Mas a coisa não fica por aí. Vai mais além. O debate sobre os rolezinhos é de uma seriedade tamanha que chegou até a polis. Os gregos devem estar se remexendo em seus túmulos. Alguém verberou do alto de sua sapiência que "os jovens que circulam pelos shoppings nos dizem que, para sermos livres, precisamos estar e agir juntos na polis. E estar juntos implica que o pressuposto da liberdade seja a igualdade, a igualdade não como aplicação de um critério abstrato de justiça, mas a justiça como constituição da liberdade". Uma mistura dos diabos, que dificilmente os rolezeiros, os mais interessados, entenderão, imaginem este pobre ignorante escriba. Confesso que a linguagem e a construção das frases se constituem num rococó de erudição tão complicado que é bem melhor entender os rolezinhos e os fundamentos das suas "idéias" (mais uma vez aspas) na simplicidade do que foi dito acima. Sofisticar é complicar ainda mais um movimento revestido de uma simplicidade tão simples, ao dar a ele um caráter erudito inexistente.
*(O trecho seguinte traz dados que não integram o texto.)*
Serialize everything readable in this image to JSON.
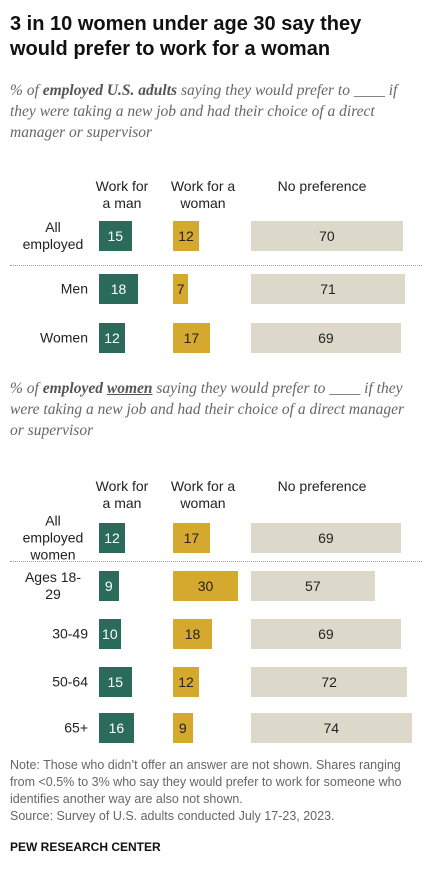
{
  "title": "3 in 10 women under age 30 say they would prefer to work for a woman",
  "chart_data": [
    {
      "type": "bar",
      "subtitle": [
        "% of ",
        "employed U.S. adults",
        " saying they would prefer to ____ if they were taking a new job and had their choice of a direct manager or supervisor"
      ],
      "categories": [
        "All employed",
        "Men",
        "Women"
      ],
      "series": [
        {
          "name": "Work for a man",
          "color": "#2b6b5b",
          "values": [
            15,
            18,
            12
          ]
        },
        {
          "name": "Work for a woman",
          "color": "#d5a82e",
          "values": [
            12,
            7,
            17
          ]
        },
        {
          "name": "No preference",
          "color": "#dcd9cb",
          "values": [
            70,
            71,
            69
          ]
        }
      ]
    },
    {
      "type": "bar",
      "subtitle": [
        "% of ",
        "employed ",
        "women",
        " saying they would prefer to ____ if they were taking a new job and had their choice of a direct manager or supervisor"
      ],
      "categories": [
        "All employed women",
        "Ages 18-29",
        "30-49",
        "50-64",
        "65+"
      ],
      "series": [
        {
          "name": "Work for a man",
          "color": "#2b6b5b",
          "values": [
            12,
            9,
            10,
            15,
            16
          ]
        },
        {
          "name": "Work for a woman",
          "color": "#d5a82e",
          "values": [
            17,
            30,
            18,
            12,
            9
          ]
        },
        {
          "name": "No preference",
          "color": "#dcd9cb",
          "values": [
            69,
            57,
            69,
            72,
            74
          ]
        }
      ]
    }
  ],
  "note": "Note: Those who didn’t offer an answer are not shown. Shares ranging from <0.5% to 3% who say they would prefer to work for someone who identifies another way are also not shown.",
  "source": "Source: Survey of U.S. adults conducted July 17-23, 2023.",
  "credit": "PEW RESEARCH CENTER"
}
Eis o problema sem solução: os rolezinhos podem ser realizados nos shoppings centers? Resposta não unânime. Há os que afirmam, com base na Constituição Federal, que os shoppings são espaços públicos de circulação, não podendo ser impedido esse movimento no seu interior. Outros, em que pese o sonho de consumo ou a necessidade de estar e agir juntos a polis, dizem que os shoppings são empreendimentos privados, abertos ao público especificamente para compras, lazer, diversão e passeio. A Constituição, dizem, não proíbe discriminação de qualquer natureza e garante a todos o direito de reunião (art. 5.º, XVI) em locais aberto ao público, "sendo apenas exigido prévio aviso à autoridade competente". Em contraparida, há o direito de outras pessoas, que querem fazer o seu rolê tradicional, sem sofrer qualquer espécie de incômodo. Disso tudo decorre o conflito de interesses de rolezeiros. Um analista, sem sair do muro, se manifesta: "O direito de petição, exercido pelo shopping, não pode ser desrespeitado. Nem o direito de pessoas de todas as classes sociais de entrarem em centros comerciais abertos ao público." Então, tanto faz, como tanto fez, dá no mesmo. Só resta a todos nós rolezar. Logo, estarão todos rolezando nos fóruns, tribunais (STF e STJ), nas câmaras legislativas e no Planalto, desde que, quanto ao Supremo, não atrapalhem os longos votos de nossos ministros.